Shimeles classifies the major problems Nech Sar faces into two main categories: internal and external. The internal one includes inadequate road infrastructure. “The main road inside the Park was built in 1983. During that time, the number of visitors was a bit more than 3,000 annually. This has now increased to 40,000. Yet, we are still using a road constructed 27 year ago, which is heavily damaged,” Shimeles told EBR. “There is also no information center and camp site inside the Park.”

The external problem includes the settlement of a large number of people inside the Park. While 10 kebeles, a local administrative unit equivalent to county in the western world, are found adjacent to the Park, one of which is found within the park’s premise. People living in these areas cultivate agricultural commodities on top of hunting wild animals, according to Shimelis. “Besides affecting the ecology of the park, this has reduced the forest coverage. The population of wild animals has also declined over the years,” he says. “For instance, animals like Buffalo and African Wild dog, both categorized as endangered wild animals, are on the verge of disappearing from Nech Sar.”

Abaya and Chamo lakes are additional treasures of Arba Minch where 16 species of fish live. Chamo covers 351 square kilo meters; while Abaya rests in 1180 square kilo meters area. Although the two lakes had abundant aquatic resources few years back, the amount has reduced drastically because of excessive fishing by the local communities.
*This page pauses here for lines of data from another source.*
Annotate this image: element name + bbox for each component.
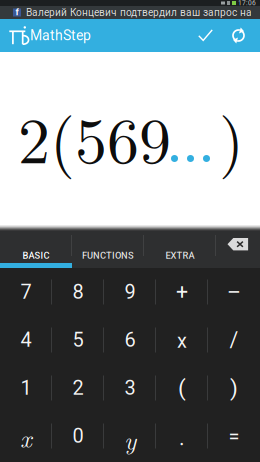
button[interactable]: . (156, 412, 208, 460)
button[interactable]: 7 (0, 268, 52, 316)
button[interactable]: 6 (104, 316, 156, 364)
button[interactable]: 8 (52, 268, 104, 316)
button[interactable]: ) (208, 364, 260, 412)
staticText: – (227, 280, 241, 305)
button[interactable]: Accept (189, 19, 222, 52)
button[interactable]: – (208, 268, 260, 316)
button[interactable]: 1 (0, 364, 52, 412)
button[interactable]: 9 (104, 268, 156, 316)
button[interactable]: 5 (52, 316, 104, 364)
staticText: 3 (124, 376, 136, 400)
button[interactable]: BASIC (0, 231, 72, 268)
staticText: 1 (20, 376, 32, 400)
staticText: = (228, 425, 240, 448)
staticText: 6 (124, 328, 136, 352)
staticText: 2(569 (18, 91, 171, 182)
staticText: Валерий Концевич подтвердил ваш запрос н… (26, 7, 252, 18)
button[interactable]: x (0, 412, 52, 460)
staticText: 2 (72, 376, 84, 400)
staticText: 0 (72, 424, 84, 448)
button[interactable]: ( (156, 364, 208, 412)
staticText: 7 (20, 280, 32, 304)
staticText: x (177, 329, 187, 353)
staticText: x (20, 419, 32, 455)
button[interactable]: + (156, 268, 208, 316)
button[interactable]: 3 (104, 364, 156, 412)
staticText: ) (219, 91, 244, 182)
button[interactable]: = (208, 412, 260, 460)
staticText: f (16, 7, 18, 18)
button[interactable]: 0 (52, 412, 104, 460)
staticText: 17:06 (238, 0, 256, 7)
button[interactable]: 4 (0, 316, 52, 364)
button[interactable]: / (208, 316, 260, 364)
button[interactable]: x (156, 316, 208, 364)
staticText: 9 (124, 280, 136, 304)
staticText: 4 (20, 328, 32, 352)
staticText: y (124, 421, 136, 457)
staticText: 5 (72, 328, 84, 352)
button[interactable]: Refresh (222, 19, 255, 52)
staticText: + (176, 280, 188, 305)
staticText: FUNCTIONS (82, 250, 134, 261)
staticText: / (230, 328, 238, 352)
button[interactable]: Delete (216, 231, 260, 268)
staticText: ) (230, 375, 238, 401)
staticText: . (179, 426, 185, 450)
button[interactable]: FUNCTIONS (72, 231, 144, 268)
staticText: EXTRA (166, 250, 194, 261)
staticText: 8 (72, 280, 84, 304)
button[interactable]: EXTRA (144, 231, 216, 268)
staticText: BASIC (22, 250, 50, 261)
button[interactable]: y (104, 412, 156, 460)
button[interactable]: 2 (52, 364, 104, 412)
staticText: ( (178, 375, 186, 401)
staticText: MathStep (30, 27, 91, 44)
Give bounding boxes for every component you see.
Additionally, waste thrown into the lakes is one of the reasons for the drop in fish production. The impact of these human actions is severe in Lake Chamo, which is home to varieties of aquatic birds like pelican, fish eagles, Nile crocodiles and Hippos. So far, about 30 hectares of land that was covered by water has dried mainly due to human factors.

Abaya, the second largest lake in Ethiopia, is also a victim of similar problems. Especially in recent months, the invasion of Water hyacinth, commonly known as Emboch, is sharply reducing the water level of the lake. The weed invaded 1780 hectares of the lake, which is almost twice the size of Arada District in Addis Ababa. To make things worse, because of the presence of aggressive crocodiles, it is very difficult to clear the weed. Although a committee has been formed to curb the spread of the weed, the effort bore no fruit so far.

The other treasure of Arba Minch is the crocodile ranch, the only one of its kind in Ethiopia. The Ranch is found at the south west shore of Lake Abaya and adjacent to Nech Sar National Park. The Ranch, established to export crocodile skin and meat, covers three hectares of land. While making a contribution to conservation of the globally threatened crocodile specious, it fetches scarce foreign currenccy to the national reserve.

Beyond making a direct contribution to the economy, such tourist attraction sites also attract investors in the hotel industry. Over the past decade, more than 15 hotels, four lodges and two resorts have become operational in the town. This has contributed to the growing popularization of Arbaminch’s traditional food such as Focheche and Kurcupa, which are made from potato, corn and spinach.